Когда сестра вышла, Мила, задумавшись, подошла к окну и стала смотреть на дорогу… Она видела, как с остановки ушел автобус, как старый дворник прогнал с участка бездомную собаку, как из школы вышла сестра и, сделав пару шагов, остановилась, глядя в снег… … Мила, не спуская с нее глаз, тревожно отворила окно – Тата, простояв минуты две без движенья, зачерпнула ладонями горсть снега, растерла им лицо, шею и подкинула его над собой, подставив лицо под падающие хлопья. А потом, сняв шапку и расстегнув куртку, пошла домой, не дожидаясь автобуса. Мила решила сегодня же зайти к родителям. И как только допроверила дневники, направилась к своему прежнему дому.

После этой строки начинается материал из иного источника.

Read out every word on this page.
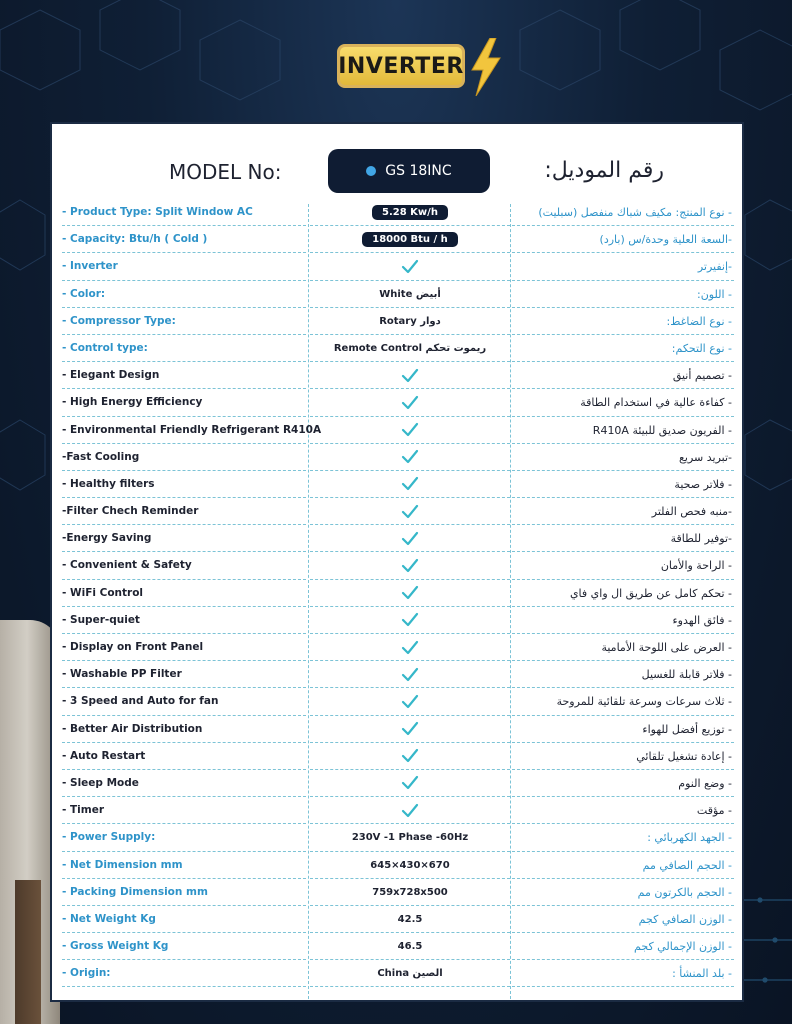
INVERTER
MODEL No:	GS 18INC	رقم الموديل:
- Product Type: Split Window AC	5.28 Kw/h	- نوع المنتج: مكيف شباك منفصل (سبليت)
- Capacity: Btu/h ( Cold )	18000 Btu / h	-السعة العلية وحدة/س (بارد)
- Inverter	-إنفيرتر
- Color:	White أبيض	- اللون:
- Compressor Type:	Rotary دوار	- نوع الضاغط:
- Control type:	Remote Control ريموت تحكم	- نوع التحكم:
- Elegant Design	- تصميم أنيق
- High Energy Efficiency	- كفاءة عالية في استخدام الطاقة
- Environmental Friendly Refrigerant R410A	- الفريون صديق للبيئة R410A
-Fast Cooling	-تبريد سريع
- Healthy filters	- فلاتر صحية
-Filter Chech Reminder	-منبه فحص الفلتر
-Energy Saving	-توفير للطاقة
- Convenient & Safety	- الراحة والأمان
- WiFi Control	- تحكم كامل عن طريق ال واي فاي
- Super-quiet	- فائق الهدوء
- Display on Front Panel	- العرض على اللوحة الأمامية
- Washable PP Filter	- فلاتر قابلة للغسيل
- 3 Speed and Auto for fan	- ثلاث سرعات وسرعة تلقائية للمروحة
- Better Air Distribution	- توزيع أفضل للهواء
- Auto Restart	- إعادة تشغيل تلقائي
- Sleep Mode	- وضع النوم
- Timer	- مؤقت
- Power Supply:	230V -1 Phase -60Hz	- الجهد الكهربائي :
- Net Dimension mm	645×430×670	- الحجم الصافي مم
- Packing Dimension mm	759x728x500	- الحجم بالكرتون مم
- Net Weight Kg	42.5	- الوزن الصافي كجم
- Gross Weight Kg	46.5	- الوزن الإجمالي كجم
- Origin:	China الصين	- بلد المنشأ :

Мать встретила ее с радостью, обняла, но тут же, сославшись на пригоравшую картошку, побежала на кухню. Милка разулась, повесила куртку, по старой привычке открыла самый правый нижний ящик и про себя порадовалась, что тапочки по-прежнему лежат именно там, где всегда. Казалось, что все было как обычно, будто она никогда и не уезжала из этого дома… Когда девушка зашла в кухню и села на боковое кресло, мать усердно солила жарившиеся картофелины, но, закончив, уселась напротив Милы и, улыбаясь, начала расспрашивать «как?» да «что?». - Мам, - произнесла Милка при первой же паузе, будто вспомнив за чем пришла, - с Таткой что-то не то: она грубить начала… уроки срывает…- произнесла она наконец, и посмотрела на мать, будто извиняясь за свои слова. - Ну, у всех иногда бывает, и я благодарна ей, что она не буянит, и все же ведет себя относительно спокойно, - произнесла мать, тоже будто извиняясь, и тут же начала что-то искать глазами.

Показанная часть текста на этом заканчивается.